I was arrested at the airport. Just because I was greeting my cousin Jack!
All that I said was "Hi Jack", but very loud.
The best place to hide something is at an airport
You'd be hiding something in plane site.
I had an instant connection with someone in South Korea. I think they're my Seoul mate.
Long ago, a couple of dudes claimed that human flight was possible.
They were Wright.
I was waiting at the airport baggage carousel, and noticed that everyone else had a better bag than me.
It was ....the worst case scenario.
What does Father Christmas do for his summer holidays? Santa Cruz.
As you would expect, most airline pilots make friends only in high places.
What do we call an airplane that cannot take off? It is called an error plane.
What did the beach say to the water? "I need some vitamin sea."
My son asked me how often planes crash
Usually just once
A photon turns up at check-in for a flight with no baggage. The check-in agent says "Traveling light?". He says "Yes, I am".
I was so tired. I needed a sea-esta on the beach.

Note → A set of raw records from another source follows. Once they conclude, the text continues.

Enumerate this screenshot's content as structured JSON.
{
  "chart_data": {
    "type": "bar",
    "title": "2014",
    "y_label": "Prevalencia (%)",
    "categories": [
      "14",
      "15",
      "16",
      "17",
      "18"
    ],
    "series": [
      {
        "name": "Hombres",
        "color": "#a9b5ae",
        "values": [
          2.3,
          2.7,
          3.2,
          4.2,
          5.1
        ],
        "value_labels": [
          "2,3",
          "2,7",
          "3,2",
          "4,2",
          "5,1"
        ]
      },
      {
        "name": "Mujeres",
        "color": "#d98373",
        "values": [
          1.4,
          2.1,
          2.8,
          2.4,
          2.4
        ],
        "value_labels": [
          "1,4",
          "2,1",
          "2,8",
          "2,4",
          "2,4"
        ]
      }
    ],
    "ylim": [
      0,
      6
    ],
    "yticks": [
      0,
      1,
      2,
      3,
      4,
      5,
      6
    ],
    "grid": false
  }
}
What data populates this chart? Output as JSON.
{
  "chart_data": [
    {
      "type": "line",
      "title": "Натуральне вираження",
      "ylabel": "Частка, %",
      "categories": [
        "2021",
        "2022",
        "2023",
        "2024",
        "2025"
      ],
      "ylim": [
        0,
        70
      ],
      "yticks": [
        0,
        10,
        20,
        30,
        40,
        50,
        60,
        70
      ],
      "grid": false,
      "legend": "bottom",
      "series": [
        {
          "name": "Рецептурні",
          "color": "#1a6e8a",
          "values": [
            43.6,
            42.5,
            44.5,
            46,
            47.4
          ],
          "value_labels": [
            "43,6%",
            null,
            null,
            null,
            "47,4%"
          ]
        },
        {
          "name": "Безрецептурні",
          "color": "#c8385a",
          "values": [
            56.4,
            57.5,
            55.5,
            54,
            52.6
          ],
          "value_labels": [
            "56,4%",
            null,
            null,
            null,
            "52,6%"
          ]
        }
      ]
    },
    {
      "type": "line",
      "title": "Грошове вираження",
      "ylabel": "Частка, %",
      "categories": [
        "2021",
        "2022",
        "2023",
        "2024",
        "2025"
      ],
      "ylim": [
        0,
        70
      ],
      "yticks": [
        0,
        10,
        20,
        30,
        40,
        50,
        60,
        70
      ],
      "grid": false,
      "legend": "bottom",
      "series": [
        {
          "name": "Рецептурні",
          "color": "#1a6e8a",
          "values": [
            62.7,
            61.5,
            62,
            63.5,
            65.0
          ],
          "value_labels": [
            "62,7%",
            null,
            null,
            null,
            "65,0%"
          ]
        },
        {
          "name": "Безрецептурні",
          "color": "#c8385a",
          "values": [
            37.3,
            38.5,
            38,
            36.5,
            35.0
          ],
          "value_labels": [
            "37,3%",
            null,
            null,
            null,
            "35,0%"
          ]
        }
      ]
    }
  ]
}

I used to be addicted to time travel,
but that's all in the past now.
Did you hear about the vultures who went to check-in for their flight at the airport? When the check-in agent asked them if they had any luggage to check, they replied, no we just have carri-on.
Los Angeles International Airport should sell their own brand of laxatives called LAXatives.
Prague is my number one choice for a dream destination...
Dying to Czech it out
Pilots would be very hard to beat in a competition, they are always ready for a-rrival.
You never realize how time flies when you are not wearing a watch on a plane.
I've got this awful disease where I can't stop telling airport puns.
I think it may be terminal
I would tell a time travel joke,
but you didn't like it.
My dad used to be an airline pilot, but he decided to retire because it got too Boe-ing.
My dad thought Cuba would be boring. He's now Havana a really great time.
Light travels faster than sound. That's why some people appear bright until you hear them speak
I have always had acrophobia, but the plane flight brought it to a new height.
I never get tide down to one place when there's so much to sea.
No one can accuse this trip of being plane.
On a recent flight, my friend asked me, "If the door suddenly opens, you think we will fall out?
I said, "No, we will still be friends."
A ship wanted to travel from the Pacific to the Arctic
But it just couldn't get its Bering Strait.
My grandad was responsible for 28 downed german planes in WW2.
Still to this day, he holds the record as the worst mechanic the Luftwaffe ever had.
I am lucky to live in an airport, but whenever the guard comes out at night, Heathrows me out.
Windmills? I’m a huge fan!
I think there'll be a ferry-tale ending to this trip.
If a baby is born on a plane, i guess you could call it... airborn.
This palace is a breath of fresh heir!
Took a flight, and my luggage got torn to pieces....
My lawyer said I don't have much of a case.
Koi fish always travel in a groups of four
Because the predator will go after the D koi
Cows that travel alone?
Never herd of them!
What kind of chocolate do they sell at the airport?
Plane chocolate
Will invisible airplanes ever be a thing?
I just can't see them taking off.
Why did the volcano say to the mountain? I lava you
If you travel to the future and get decapitated
You'd be ahead of your time
As soon as the plane was invented, things started looking up.
Why do the propellers of a plane go around and around?
To keep the pilot cool because if they stopped, man would he sweat
When you cross a plane and a snake, you will end up with a Boeing Constrictor.
I drank alot of alcohol at the airport last night.
I now have a terminal hangover.
If you are going to sleep, I wish you suite dreams.
The company is planning to make a new series to show people how to fly an aeroplane. They are now filming the pilot.
A security guard at an airport informs the pilot of a man trying to sneak contraband onto an airplane.
The pilot responds, "That's not going to fly."